Post Inflammatory Hyperpigmentation: Medium to Dark Skin Tones
Sadick tells us that “post inflammatory pigmentation is a temporary condition that typically occurs after thermal burns (for example, after laser treatments) or after inflammatory lesions in the skin (acne).” These can be described as brown, not red spots, that are left behind post-acne. They are more common in medium to dark skin tones as they’re associated with the overproduction of melanin and darker skin tones have overactive melanocytes.
These are completely different from PIE since those are caused by broken capillaries beneath the skin. These are caused by overactive melanin production so you wouldn’t treat these the same as you would the other.
For post-inflammatory hyperpigmentation, the most effective forms of treatment are products that inhibit melanin production or those that prevent the transfer of that pigment, therefore decreasing your skin’s ability to create PIH. There are several products that do this. For example, vitamin C, hydroquinone, kojic acid, arbutin and licorice extract work by inhibiting tyrosinase, an enzyme that’s important for the development of skin melanin and essentially decreases the pigment production.
Other ingredients, like niacinamide, slow down the transfer of melanin to the cells and therefore effectively help to stop the scars before they can appear on the skin. You might have read frequently about other ingredients, like AHAs and BHAs, for treating acne scars. These are just as effective since they speed up cell turnover to reveal smoother, brighter cells that take over the pigmented ones that are on the surface of your skin. If you want to target this type of pigmentation effectively, you’ll want to choose products that contain these types of ingredients in them.
The COSRX Triple C Lightning Liquid is a highly-concentrated serum that contains 20.5% of pure ascorbic acid, the purest form of vitamin C there is. Given the high concentration and the lack of fillers in the formula, this vitamin C serum effectively targets dark marks and lightens them over time.
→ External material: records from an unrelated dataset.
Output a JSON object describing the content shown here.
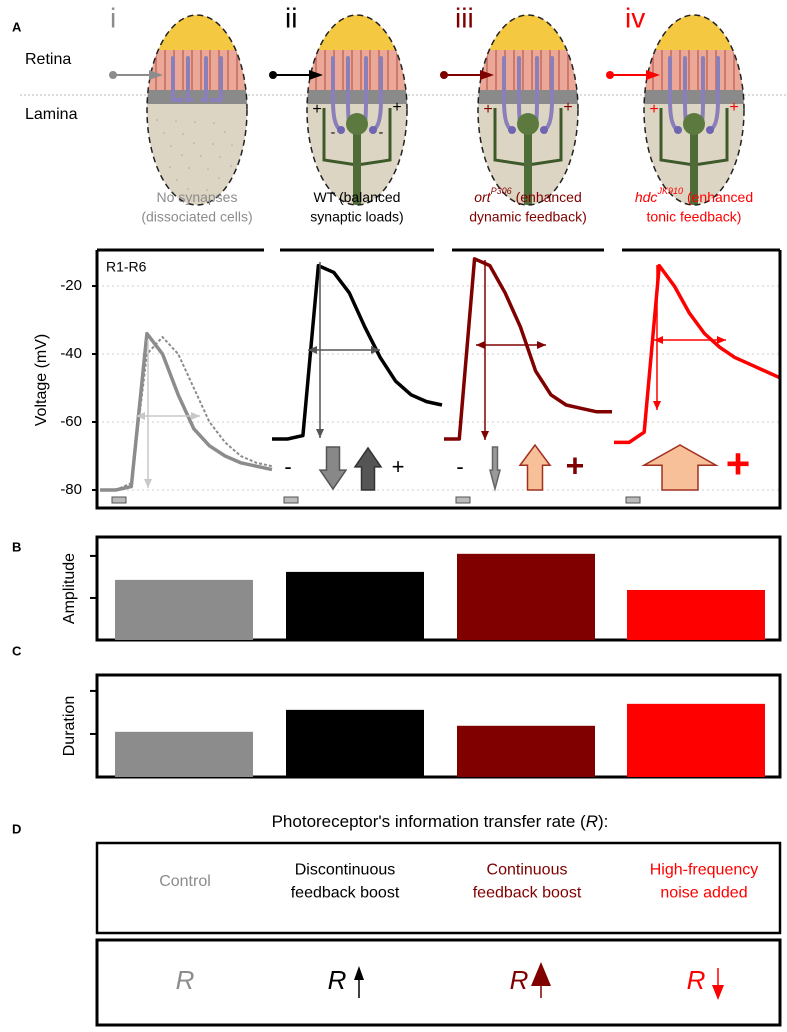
{
  "panel_labels": {
    "a": "A",
    "b": "B",
    "c": "C",
    "d": "D"
  },
  "colors": [
    "#8c8c8c",
    "#000000",
    "#800000",
    "#ff0000"
  ],
  "panel_a": {
    "retina": "Retina",
    "lamina": "Lamina",
    "plus": "+",
    "minus": "-",
    "conditions": [
      {
        "numeral": "i",
        "line1": "No synapses",
        "line2": "(dissociated cells)"
      },
      {
        "numeral": "ii",
        "line1": "WT (balanced",
        "line2": "synaptic loads)"
      },
      {
        "numeral": "iii",
        "gene": "ort",
        "allele": "P306",
        "line1": "(enhanced",
        "line2": "dynamic feedback)"
      },
      {
        "numeral": "iv",
        "gene": "hdc",
        "allele": "JK910",
        "line1": "(enhanced",
        "line2": "tonic feedback)"
      }
    ]
  },
  "voltage": {
    "type": "line",
    "trace_label": "R1-R6",
    "y_label": "Voltage (mV)",
    "plus": "+",
    "minus": "-",
    "ylim": [
      -85.3,
      -9.4
    ],
    "yticks": [
      -20,
      -40,
      -60,
      -80
    ],
    "grid": true,
    "panels": [
      {
        "series": [
          {
            "color": "#8c8c8c",
            "dash": false,
            "values": [
              -80,
              -80,
              -79,
              -34,
              -40,
              -52,
              -62,
              -67,
              -70,
              -72,
              -73,
              -74
            ]
          },
          {
            "color": "#8c8c8c",
            "dash": true,
            "values": [
              -80,
              -80,
              -78,
              -40,
              -35,
              -40,
              -50,
              -60,
              -66,
              -70,
              -72,
              -73
            ]
          }
        ]
      },
      {
        "series": [
          {
            "color": "#000000",
            "dash": false,
            "values": [
              -65,
              -65,
              -64,
              -14,
              -16,
              -22,
              -32,
              -41,
              -48,
              -52,
              -54,
              -55
            ]
          }
        ]
      },
      {
        "series": [
          {
            "color": "#800000",
            "dash": false,
            "values": [
              -65,
              -65,
              -12,
              -14,
              -22,
              -32,
              -45,
              -52,
              -55,
              -56,
              -57,
              -57
            ]
          }
        ]
      },
      {
        "series": [
          {
            "color": "#ff0000",
            "dash": false,
            "values": [
              -66,
              -66,
              -63,
              -14,
              -20,
              -28,
              -34,
              -38,
              -41,
              -43,
              -45,
              -47
            ]
          }
        ]
      }
    ]
  },
  "amplitude": {
    "type": "bar",
    "y_label": "Amplitude",
    "values": [
      1.43,
      1.62,
      2.05,
      1.19
    ],
    "ylim": [
      0,
      2.45
    ],
    "yticks": [
      1,
      2
    ]
  },
  "duration": {
    "type": "bar",
    "y_label": "Duration",
    "values": [
      1.05,
      1.56,
      1.19,
      1.7
    ],
    "ylim": [
      0,
      2.37
    ],
    "yticks": [
      1,
      2
    ]
  },
  "panel_d": {
    "title_before": "Photoreceptor's information transfer rate (",
    "symbol": "R",
    "title_after": "):",
    "columns": [
      {
        "lines": [
          "Control"
        ],
        "arrow": "none"
      },
      {
        "lines": [
          "Discontinuous",
          "feedback boost"
        ],
        "arrow": "up-thin"
      },
      {
        "lines": [
          "Continuous",
          "feedback boost"
        ],
        "arrow": "up-solid"
      },
      {
        "lines": [
          "High-frequency",
          "noise added"
        ],
        "arrow": "down"
      }
    ]
  }
}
Another effective product to try is the A’pieu Glycolic Acid Cream, which contains 3% of glycolic acid, an AHA, and 0.3% of salicylic acid, a BHA. In conjunction with the pigment-fighting vitamin C, glycolic acid can help to increase cell turnover and work to speed up the skin renewal process to reveal the newer, brighter cells. “Glycolic acid aims to even skin tone and rely on exfoliating the epidermis to remove cells with excess melanin,” says Sadick. Together, these ingredients can help you to achieve brighter, smoother skin in no time.
This information is why it’s important to have a proper understanding about the types of scars you’re suffering from because you could potentially be purchasing products that won’t work effectively.
Looping all types of acne scars under a singular umbrella term can cause confusion on the best ways to treat them. Instead of going straight for brightening products to help heal your acne scars, it’s important to take a step back and determine which kind of scars you have so you can effectively choose the proper form of treatment for them.